Why: To model 2AFC discrimination decisions in trials of varying stimulus strengths and durations.
On a given time step, a particle's next position is a sample from a gaussian with mean mu ("drift rate") and standard deviation sigma ("diffusion rate"):
x(t+1) = x(t) + N(mu, sigma)
Also, if at any time t0 a particle reaches either the upper or lower bound, x(t+1) = x(t) for all t > t0.
In the decision model, each trial's decision is a function of the position of a single particle, where its drift rate is proportional to the signal strength on that trial. In a trial of duration t, the subject responds "Signal present / Yes" if x(t) > 0, and "Signal absent / No" otherwise. (Note that in this simulation the drift rates are all positive, and the correct response is always "Signal present / Yes".) See this pdf for more detail.
In the image below, the plot is of all simulated particle positions as a function of time, x(t), where warmer colors represent drift rates closer to zero.

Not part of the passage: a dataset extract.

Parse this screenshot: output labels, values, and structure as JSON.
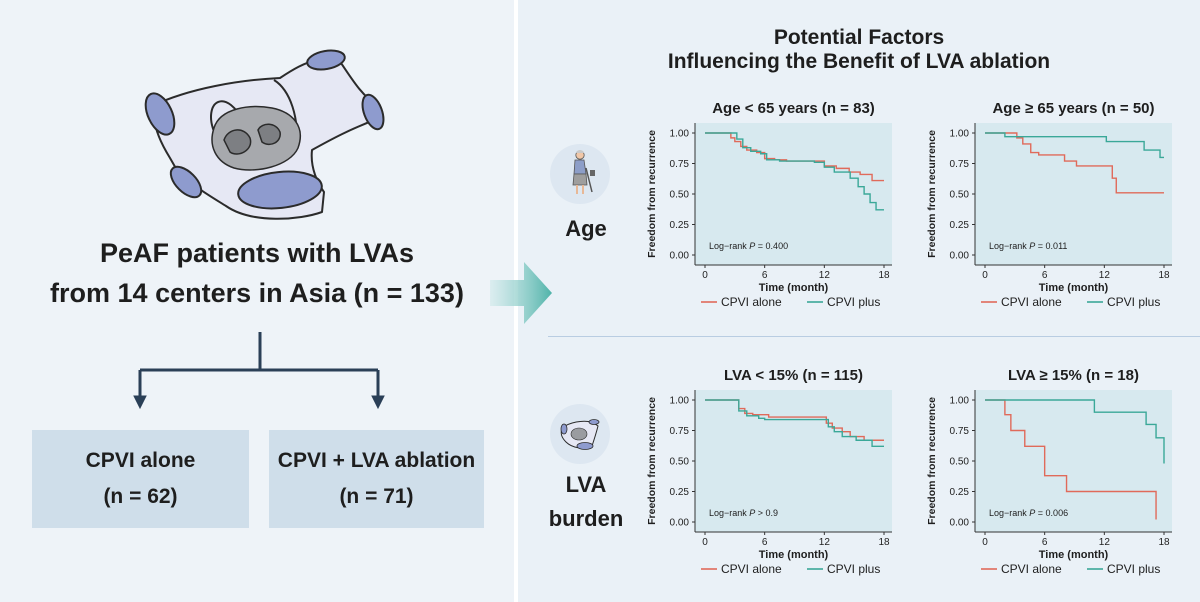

Usage: python sim_sat_exp.py
The image below shows the subjects' accuracy as a function of stimulus duration, where each color represents varying drift rates. Note how the subject's accuracy saturates with increased time, where accuracy at lower stimulus strengths may not ever reach perfect accuracy. The curves are fits of the data to a saturating exponential with two parameters: the time constant, tau, and the saturating accuracy.
Usage: python sim_pmf.py
You can also view the accuracy as a function of increasing stimulus duration. In the plot below, the color gradient describes trials of increasing stimulus duration, where pink is the longest duration. Psychometric functions were fit using psignifit.